Fabio Scrugli é coordenador do projeto  Artesanato Sustentável do Amazonas. Duda Mendonça e Gilberto Duque da Silva são artesãos que participam do projeto.

 



Como surgiu o projeto Artesanato Sustentável do Amazonas? É uma iniciativa da Amazonastur e Sebrae?

É uma iniciativa da Amazonastur. O Sebrae entrou depois como, digamos, propulsor do projeto. A Amazonastur é a empresa de turismo do governo do estado do Amazonas.  Funciona como uma secretaria de turismo estatal, vamos dizer, só que é uma empresa. Obviamente, como o setor turístico desempenha um papel fundamental para o desenvolvimento sócio-econômico da região, a Amazonastur percebeu que o artesanato poderia ser um agente produtivo propulsor, poderoso instrumento de aceleração de desenvolvimento. Por isso, resolveu investir no artesanato. Então a Amazonastur fez um convênio com o Ministério do Turismo, e lançou uma licitação da qual a minha empresa, Grupo AG, participou. Tínhamos já experiência em projetos sócio-sustentáveis, com foco no artesanato brasileiro, entramos na licitação e ganhamos. E desde então a gente executa o projeto.

 

O Renato Imboisi também participou do projeto. Como foi essa parceria?

Renato obviamente foi meu carro-chefe de busca de designers. Já conhecia muito bem o trabalho dele e, como precisávamos formar uma equipe de consultores, o primeiro nome que me veio à cabeça foi o do Renato, que é um expert no assunto. Contratei-o e juntos formamos uma equipe de consultores para desenvolver projetos.

 

Qual era a experiência anterior do grupo AG com artesanato, em especial na região norte?
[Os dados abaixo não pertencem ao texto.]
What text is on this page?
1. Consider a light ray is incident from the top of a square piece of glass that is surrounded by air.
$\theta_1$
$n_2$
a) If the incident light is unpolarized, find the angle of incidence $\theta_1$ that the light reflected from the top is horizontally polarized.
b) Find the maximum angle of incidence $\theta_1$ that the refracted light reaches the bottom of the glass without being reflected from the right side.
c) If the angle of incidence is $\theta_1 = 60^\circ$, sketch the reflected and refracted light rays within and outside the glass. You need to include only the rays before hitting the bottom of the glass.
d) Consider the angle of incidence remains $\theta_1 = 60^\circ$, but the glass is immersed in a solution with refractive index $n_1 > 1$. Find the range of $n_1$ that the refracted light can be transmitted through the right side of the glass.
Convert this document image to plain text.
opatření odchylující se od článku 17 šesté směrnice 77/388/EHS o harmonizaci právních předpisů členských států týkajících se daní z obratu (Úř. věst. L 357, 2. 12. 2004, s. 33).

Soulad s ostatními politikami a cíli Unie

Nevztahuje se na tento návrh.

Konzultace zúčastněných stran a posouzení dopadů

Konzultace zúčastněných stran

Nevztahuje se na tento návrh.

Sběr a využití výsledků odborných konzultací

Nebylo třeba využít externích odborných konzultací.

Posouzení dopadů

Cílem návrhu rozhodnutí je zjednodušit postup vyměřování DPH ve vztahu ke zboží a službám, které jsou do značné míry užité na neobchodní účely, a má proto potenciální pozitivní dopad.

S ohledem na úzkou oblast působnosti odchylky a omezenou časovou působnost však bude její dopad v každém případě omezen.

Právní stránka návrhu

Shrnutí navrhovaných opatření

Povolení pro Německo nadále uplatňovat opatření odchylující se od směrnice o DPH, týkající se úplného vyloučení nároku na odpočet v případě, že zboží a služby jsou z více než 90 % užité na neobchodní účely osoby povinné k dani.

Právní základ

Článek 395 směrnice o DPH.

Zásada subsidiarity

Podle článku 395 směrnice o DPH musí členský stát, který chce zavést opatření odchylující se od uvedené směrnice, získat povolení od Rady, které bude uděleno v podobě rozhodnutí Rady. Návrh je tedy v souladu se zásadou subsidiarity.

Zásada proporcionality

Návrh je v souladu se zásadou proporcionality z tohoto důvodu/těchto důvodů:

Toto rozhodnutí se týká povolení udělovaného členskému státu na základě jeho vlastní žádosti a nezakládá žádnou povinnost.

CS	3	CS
O grupo AG, que está gerenciando o projeto, é uma empresa que tem experiências em eventos e projetos sócio-sustentáveis. Fazemos exposições ligadas a design e arquitetura e projetos de cunho sócio-sustentável com o foco no artesanato. Os principais projetos de que fizemos parte foram o Artesanato Brasil com Design, da Caixa Econômica Federal, de 2004 a 2006, e o Brasil Fantástico, da Fundação Banco do Brasil. O Artesanato Brasil com Design é um projeto que mapeou o Brasil inteiro, trabalhava nas cinco macro-regiões do país. Através desse projeto a região norte já tinha sido foco de trabalho nosso. Trabalhamos no Acre, Amazonas, Pará. Já tínhamos experiência com artesanato local, com o artesanato indígena, e o cuidado necessário para trabalhar com o artesanato de tradição. Temos uma filosofia de intervenção, como dizia Janete Costa, sutil e delicada. Primeiramente tem que ter respeito pelo artesão, não se posicionar querendo impor uma cultura sobre a outra, mas trabalhar de iguais. Sempre falo isso, porque Janete para mim foi a grande mestre de vida e, principalmente, de trabalho com artesanato.

 

Há quanto tempo vocês estão trabalhando no projeto Artesanato Sustentável do Amazonas? Como foi esse início de projeto?

A concepção do projeto eu acredito que seja de 2007, 2008. Nós estamos trabalhando já há uns dois anos. Tivemos obviamente uma primeira fase de diagnóstico, para depois montar um plano de trabalho e as ações propriamente ditas.

 

Após o diagnóstico, esse mapeamento de todos os artesãos, das vocações artesanais das comunidades, detectamos quais poderiam ser os grupos que mais entravam dentro desse conceito de sustentabilidade, de trabalhar o comércio justo. Montamos então um plano de trabalho. O projeto, como foi concebido pela Amazonastur, tinha uma série de necessidades, não se limitava somente a uma "qualificação" do artesanato em si. Era mais um trabalho de abrangência com o artesão, de formação de lideranças. Tivemos uma série de oficinas de turismo, sustentabilidade, educação ambiental, empreendedorismo, associativismo, comercialização... Como são sete municípios, em termos de cronogramas, dividimos a primeira fase de qualificação em duas grandes etapas: trabalhamos nos primeiros três municípios e depois trabalhamos na segunda viagem nos quatro municípios restantes. Isso numa fase de oficinas mesmo. A partir daí, com os artesãos, vamos dizer, selecionados, convidados, montamos grupos e começamos o trabalho propriamente dito.

 

E nessa fase de diagnóstico, qual era o nível de organização formal dos artesãos?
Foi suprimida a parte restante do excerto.